Open
Description
Emscripten implements its own transcoder from JavaScript strings to UTF-8, and uses it when passing strings to C functions. https://github.com/emscripten-core/emscripten/blob/main/src/runtime_strings.js#L158. This transcoder logically decodes the stream of JS code units as UTF-16, producing an abstract stream of unicode scalar values, which it then encodes to UTF-8.
However if the JS string contains malformed UTF-16, the decode neither throws an error nor produces the replacement character U+FFFD.

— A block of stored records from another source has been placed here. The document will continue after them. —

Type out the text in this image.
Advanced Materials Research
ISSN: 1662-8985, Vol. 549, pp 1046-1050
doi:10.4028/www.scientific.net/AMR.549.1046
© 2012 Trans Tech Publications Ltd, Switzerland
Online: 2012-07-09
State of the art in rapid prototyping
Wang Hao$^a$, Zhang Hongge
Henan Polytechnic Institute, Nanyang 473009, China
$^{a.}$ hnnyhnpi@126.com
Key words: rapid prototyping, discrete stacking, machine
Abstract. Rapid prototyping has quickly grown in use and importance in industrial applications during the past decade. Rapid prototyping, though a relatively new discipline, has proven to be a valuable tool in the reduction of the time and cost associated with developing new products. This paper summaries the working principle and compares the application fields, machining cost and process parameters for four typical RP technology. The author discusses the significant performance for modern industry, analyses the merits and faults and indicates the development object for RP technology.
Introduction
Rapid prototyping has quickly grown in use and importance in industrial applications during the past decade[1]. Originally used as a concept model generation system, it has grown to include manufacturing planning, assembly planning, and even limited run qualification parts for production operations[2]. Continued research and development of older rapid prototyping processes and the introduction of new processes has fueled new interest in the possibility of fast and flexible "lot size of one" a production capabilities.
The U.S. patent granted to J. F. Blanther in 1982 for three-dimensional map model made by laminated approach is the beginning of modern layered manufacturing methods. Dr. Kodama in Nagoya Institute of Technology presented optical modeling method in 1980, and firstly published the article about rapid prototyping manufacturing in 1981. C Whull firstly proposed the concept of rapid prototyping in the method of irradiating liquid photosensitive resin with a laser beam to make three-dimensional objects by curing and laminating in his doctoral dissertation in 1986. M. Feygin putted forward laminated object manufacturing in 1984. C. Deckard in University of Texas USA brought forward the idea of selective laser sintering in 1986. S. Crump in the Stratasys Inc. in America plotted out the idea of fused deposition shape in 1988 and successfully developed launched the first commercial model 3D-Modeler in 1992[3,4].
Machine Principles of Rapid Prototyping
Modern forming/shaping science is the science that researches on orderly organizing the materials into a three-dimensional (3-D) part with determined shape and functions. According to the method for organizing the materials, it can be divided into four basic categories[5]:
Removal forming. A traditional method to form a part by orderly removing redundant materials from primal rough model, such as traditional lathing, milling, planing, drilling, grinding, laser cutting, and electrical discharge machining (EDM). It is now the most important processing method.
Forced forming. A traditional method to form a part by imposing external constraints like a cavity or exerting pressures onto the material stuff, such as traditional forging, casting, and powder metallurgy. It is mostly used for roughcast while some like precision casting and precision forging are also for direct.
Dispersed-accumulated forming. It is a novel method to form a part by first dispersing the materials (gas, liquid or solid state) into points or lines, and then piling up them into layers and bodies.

If we extract the decoder, it looks like this:
function firstUSV(str) {
var i = 0
var u = str.charCodeAt(i); // possibly a lead surrogate
if (u >= 0xD800 && u <= 0xDFFF) {
var u1 = str.charCodeAt(++i);
u = 0x10000 + ((u & 0x3FF) << 10) | (u1 & 0x3FF);
}
if (u > 0x10FFFF)
throw new Error('Bad codepoint: 0x' + u.toString(16));
return '0x' + u.toString(16);
}
Here are some erroneous examples:
> firstUSV('\uD800')
"0x10000"
> firstUSV('\uD800a')
"0x10061"
> firstUSV('\uDC00')
"0x10000"
> firstUSV('\uDC00\uD800')
"0x10000"
> firstUSV('\uDFFF\uDFFF')
"0x10ffff"
It doesn't seem that the assertion would ever fire for any codepoint values, but I am not sure about that.
Related to WebAssembly/gc#145.